Photo : David Desharnais Crédit : Agence QMI

Canadiens de Montréal

«Je dois me regarder dans le miroir» - Desharnais

Publié | Mis à jour

L'attaquant du Canadien de Montréal David Desharnais a assumé une partie du blâme pour la récente série d'insuccès de son équipe.
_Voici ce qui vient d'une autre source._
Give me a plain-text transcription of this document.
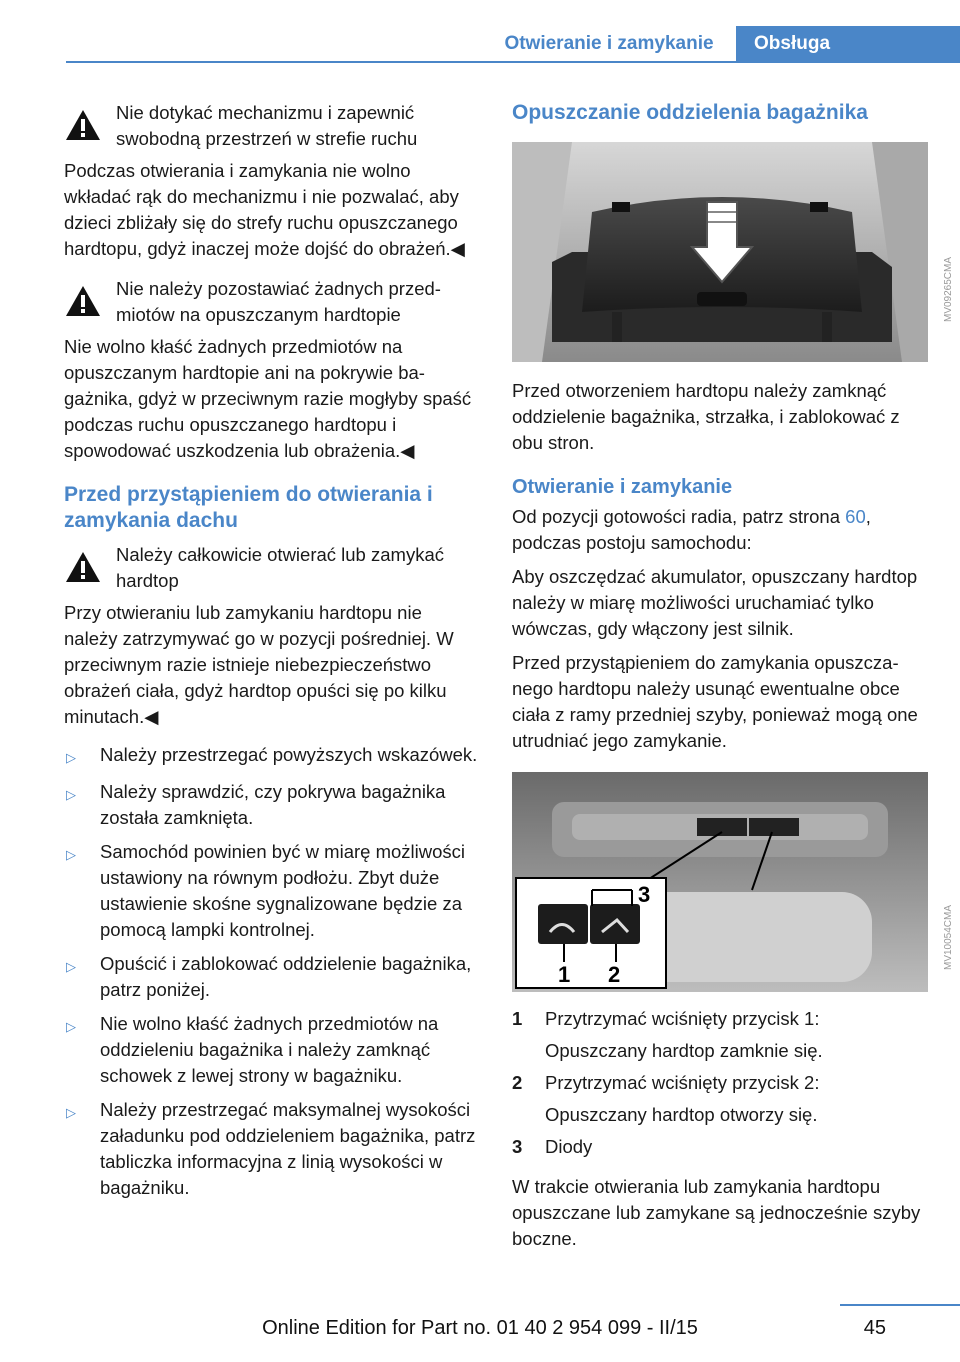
Otwieranie i zamykanie	Obsługa
Nie dotykać mechanizmu i zapewnić swobodną przestrzeń w strefie ruchu

Podczas otwierania i zamykania nie wolno wkładać rąk do mechanizmu i nie pozwalać, aby dzieci zbliżały się do strefy ruchu opuszczanego hardtopu, gdyż inaczej może dojść do obrażeń.◀

Nie należy pozostawiać żadnych przedmiotów na opuszczanym hardtopie

Nie wolno kłaść żadnych przedmiotów na opuszczanym hardtopie ani na pokrywie bagażnika, gdyż w przeciwnym razie mogłyby spaść podczas ruchu opuszczanego hardtopu i spowodować uszkodzenia lub obrażenia.◀

Przed przystąpieniem do otwierania i zamykania dachu
Należy całkowicie otwierać lub zamykać hardtop

Przy otwieraniu lub zamykaniu hardtopu nie należy zatrzymywać go w pozycji pośredniej. W przeciwnym razie istnieje niebezpieczeństwo obrażeń ciała, gdyż hardtop opuści się po kilku minutach.◀

▷	Należy przestrzegać powyższych wskazówek.
▷	Należy sprawdzić, czy pokrywa bagażnika została zamknięta.
▷	Samochód powinien być w miarę możliwości ustawiony na równym podłożu. Zbyt duże ustawienie skośne sygnalizowane będzie za pomocą lampki kontrolnej.
▷	Opuścić i zablokować oddzielenie bagażnika, patrz poniżej.
▷	Nie wolno kłaść żadnych przedmiotów na oddzieleniu bagażnika i należy zamknąć schowek z lewej strony w bagażniku.
▷	Należy przestrzegać maksymalnej wysokości załadunku pod oddzieleniem bagażnika, patrz tabliczka informacyjna z linią wysokości w bagażniku.
Opuszczanie oddzielenia bagażnika
MV09265CMA

Przed otworzeniem hardtopu należy zamknąć oddzielenie bagażnika, strzałka, i zablokować z obu stron.

Otwieranie i zamykanie

Od pozycji gotowości radia, patrz strona 60, podczas postoju samochodu:

Aby oszczędzać akumulator, opuszczany hardtop należy w miarę możliwości uruchamiać tylko wówczas, gdy włączony jest silnik.

Przed przystąpieniem do zamykania opuszczanego hardtopu należy usunąć ewentualne obce ciała z ramy przedniej szyby, ponieważ mogą one utrudniać jego zamykanie.

1 2
3
MV10054CMA
1	Przytrzymać wciśnięty przycisk 1:
Opuszczany hardtop zamknie się.
2	Przytrzymać wciśnięty przycisk 2:
Opuszczany hardtop otworzy się.
3	Diody

W trakcie otwierania lub zamykania hardtopu opuszczane lub zamykane są jednocześnie szyby boczne.

45
Online Edition for Part no. 01 40 2 954 099 - II/15
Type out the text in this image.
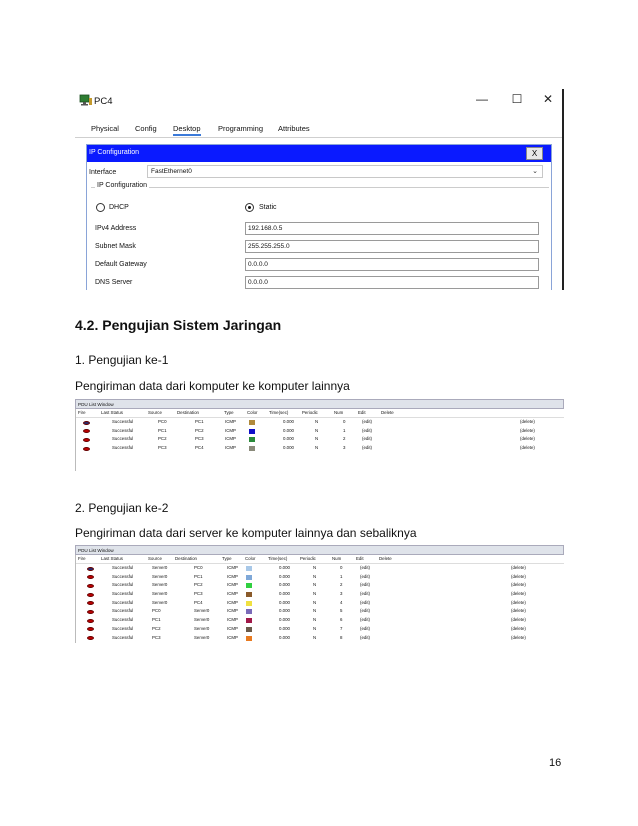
PC4	— ☐ ✕
Physical Config Desktop Programming Attributes
IP Configuration	X
Interface	FastEthernet0	⌄
IP Configuration
DHCP	Static
IPv4 Address	192.168.0.5
Subnet Mask	255.255.255.0
Default Gateway	0.0.0.0
DNS Server	0.0.0.0
4.2. Pengujian Sistem Jaringan
1. Pengujian ke-1
Pengiriman data dari komputer ke komputer lainnya
PDU List Window
Fire	Last Status	Source	Destination	Type	Color	Time(sec)	Periodic	Num	Edit	Delete
Successful	PC0	PC1	ICMP	0.000	N	0	(edit)	(delete)
Successful	PC1	PC2	ICMP	0.000	N	1	(edit)	(delete)
Successful	PC2	PC3	ICMP	0.000	N	2	(edit)	(delete)
Successful	PC3	PC4	ICMP	0.000	N	3	(edit)	(delete)
2. Pengujian ke-2
Pengiriman data dari server ke komputer lainnya dan sebaliknya
PDU List Window
Fire	Last Status	Source	Destination	Type	Color	Time(sec)	Periodic	Num	Edit	Delete
Successful	Server0	PC0	ICMP	0.000	N	0	(edit)	(delete)
Successful	Server0	PC1	ICMP	0.000	N	1	(edit)	(delete)
Successful	Server0	PC2	ICMP	0.000	N	2	(edit)	(delete)
Successful	Server0	PC3	ICMP	0.000	N	3	(edit)	(delete)
Successful	Server0	PC4	ICMP	0.000	N	4	(edit)	(delete)
Successful	PC0	Server0	ICMP	0.000	N	5	(edit)	(delete)
Successful	PC1	Server0	ICMP	0.000	N	6	(edit)	(delete)
Successful	PC2	Server0	ICMP	0.000	N	7	(edit)	(delete)
Successful	PC3	Server0	ICMP	0.000	N	8	(edit)	(delete)
16
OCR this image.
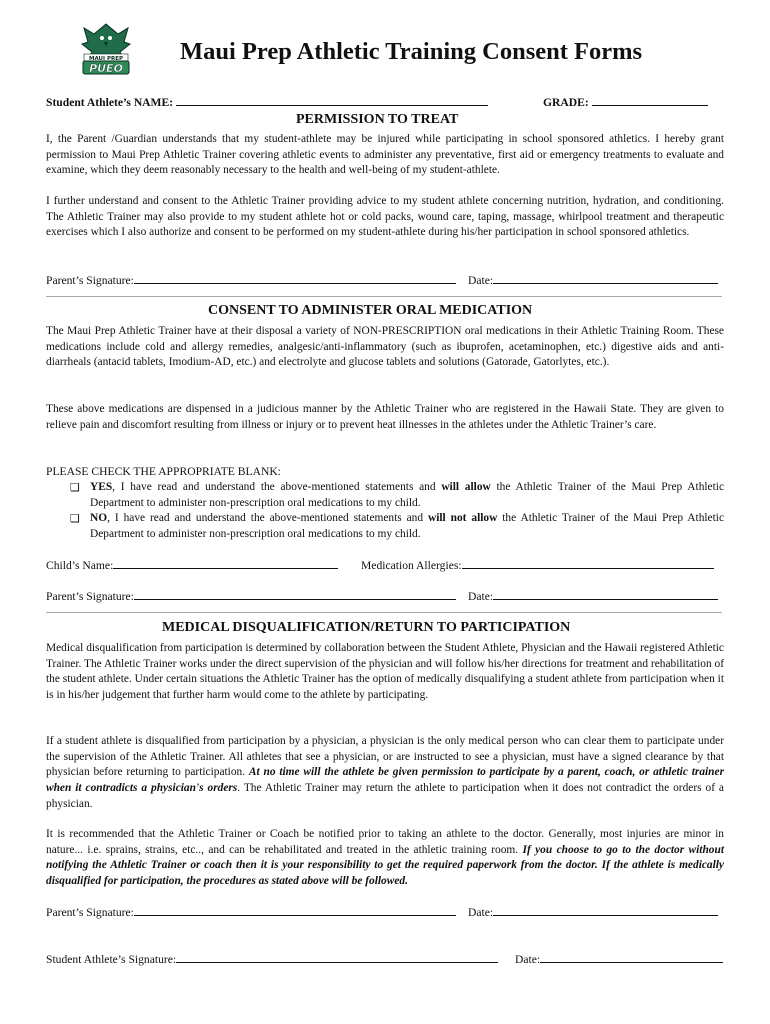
MAUI PREP
PUEO
Maui Prep Athletic Training Consent Forms
Student Athlete’s NAME:	GRADE:
PERMISSION TO TREAT
I, the Parent /Guardian understands that my student-athlete may be injured while participating in school sponsored athletics. I hereby grant permission to Maui Prep Athletic Trainer covering athletic events to administer any preventative, first aid or emergency treatments to evaluate and examine, which they deem reasonably necessary to the health and well-being of my student-athlete.
I further understand and consent to the Athletic Trainer providing advice to my student athlete concerning nutrition, hydration, and conditioning. The Athletic Trainer may also provide to my student athlete hot or cold packs, wound care, taping, massage, whirlpool treatment and therapeutic exercises which I also authorize and consent to be performed on my student-athlete during his/her participation in school sponsored athletics.
Parent’s Signature:	Date:
CONSENT TO ADMINISTER ORAL MEDICATION
The Maui Prep Athletic Trainer have at their disposal a variety of NON-PRESCRIPTION oral medications in their Athletic Training Room. These medications include cold and allergy remedies, analgesic/anti-inflammatory (such as ibuprofen, acetaminophen, etc.) digestive aids and anti-diarrheals (antacid tablets, Imodium-AD, etc.) and electrolyte and glucose tablets and solutions (Gatorade, Gatorlytes, etc.).
These above medications are dispensed in a judicious manner by the Athletic Trainer who are registered in the Hawaii State. They are given to relieve pain and discomfort resulting from illness or injury or to prevent heat illnesses in the athletes under the Athletic Trainer’s care.
PLEASE CHECK THE APPROPRIATE BLANK:
❏ YES, I have read and understand the above-mentioned statements and will allow the Athletic Trainer of the Maui Prep Athletic Department to administer non-prescription oral medications to my child.
❏ NO, I have read and understand the above-mentioned statements and will not allow the Athletic Trainer of the Maui Prep Athletic Department to administer non-prescription oral medications to my child.
Child’s Name:	Medication Allergies:
Parent’s Signature:	Date:
MEDICAL DISQUALIFICATION/RETURN TO PARTICIPATION
Medical disqualification from participation is determined by collaboration between the Student Athlete, Physician and the Hawaii registered Athletic Trainer. The Athletic Trainer works under the direct supervision of the physician and will follow his/her directions for treatment and rehabilitation of the student athlete. Under certain situations the Athletic Trainer has the option of medically disqualifying a student athlete from participation when it is in his/her judgement that further harm would come to the athlete by participating.
If a student athlete is disqualified from participation by a physician, a physician is the only medical person who can clear them to participate under the supervision of the Athletic Trainer. All athletes that see a physician, or are instructed to see a physician, must have a signed clearance by that physician before returning to participation. At no time will the athlete be given permission to participate by a parent, coach, or athletic trainer when it contradicts a physician's orders. The Athletic Trainer may return the athlete to participation when it does not contradict the orders of a physician.
It is recommended that the Athletic Trainer or Coach be notified prior to taking an athlete to the doctor. Generally, most injuries are minor in nature... i.e. sprains, strains, etc.., and can be rehabilitated and treated in the athletic training room. If you choose to go to the doctor without notifying the Athletic Trainer or coach then it is your responsibility to get the required paperwork from the doctor. If the athlete is medically disqualified for participation, the procedures as stated above will be followed.
Parent’s Signature:	Date:
Student Athlete’s Signature:	Date:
Le Tricolore est au cœur d’une tempête, ayant subi quatre revers en cinq matchs. Il a accordé 25 buts et par le fait même, Carey Price a servi de bouc émissaire. De son côté, Josh Gorges a déclaré mercredi: «si vous cherchez un coupable, c’est moi.» Par contre, Desharnais connaît aussi sa part d'ennuis.
 
«Je dois me regarder dans le miroir», a convenu le petit joueur de centre qui a marqué un seul but lors de ses 19 derniers matchs. Au cours de cette période, il s’est toutefois fait le complice de neuf filets.
 
«Oui, j’aimerais ça en faire plus, mais ça arrive, des petits creux, a reconnu le numéro 51. Tout le monde en connaît. Malgré tout, il n’y a pas de doute que je devrai en faire beaucoup plus sur le plan offensif.»
 
La confiance de Therrien
 
Auteur de sommets personnels l’an dernier avec 16 buts et 60 points, Desharnais n’a pas produit au même rythme depuis le début de la saison.
 
En 45 parties, il a amassé 26 points (9 buts, 17 aides), en plus de maintenir un différentiel de -2. Malgré une chute dans sa production, il n’a pas perdu la confiance de son entraîneur-chef, Michel Therrien.
 
Après Tomas Plekanec (19:11 min), Desharnais est le deuxième joueur de centre le plus utilisé de l’équipe avec un temps de jeu moyen de 16:32 min.
 
De retour avec Pacioretty
 
À ses deux derniers matchs, l’ancien des Saguenéens de Chicoutimi dans la Ligue de hockey junior majeur du Québec a changé assez souvent de partenaires de trio, mais il a joué principalement avec Rene Bourque et Michael Ryder. À moins d’une surprise, il retrouvera son fidèle allié, Max Pacioretty, pour le match de mardi contre les Devils du New Jersey, à Newark.
 
À l’entraînement dimanche, Desharnais était au centre de Pacioretty et Brendan Gallagher, une combinaison que l’on a vue à plusieurs reprises cette saison.
 
«Oui, j’ai souvent bien joué avec Max, mais je dois plus me regarder dans le miroir que voir qui sont mes compagnons de trio», a simplement répliqué le Québécois.
 
À ses 19 dernières rencontres, Pacioretty a obtenu 16 points (5 buts, 11 aides). Malgré de bonnes statistiques, l’Américain n’a pas toujours offert un rendement constant. Certains soirs, il ne fonçait pratiquement pas en direction du filet adverse.
 
Le cas Moen
 
Parmi les attaquants du CH, il y a en un qui est plongé dans un profond sommeil. Il porte le numéro 32 et a pour nom, Travis Moen.
 
Pour un attaquant considéré comme robuste, Moen est visiblement moins agressif. Et il s’agit d’un terme poli.
 
Questionné au sujet de son jeu, l’ancien des Ducks d'Anaheim et des Sharks de San Jose n’a pas semblé trop inquiet.
 
«Je saute sur la glace tous les soirs et je cherche encore à me prouver, a-t-il dit. Je suis dans la Ligue nationale depuis 10 ou 11 ans et j’ai toujours ressenti un sentiment de fierté en agissant comme un bon coéquipier. C’est tout ce que je peux faire. Je travaillerai fort à chacune de mes présences.»
 
Avec le retour probable de Colby Armstrong, Therrien aura une décision importante à prendre pour son quatrième trio. Moen, qui a joué 44 des 45 matchs de son équipe, pourrait en payer le prix.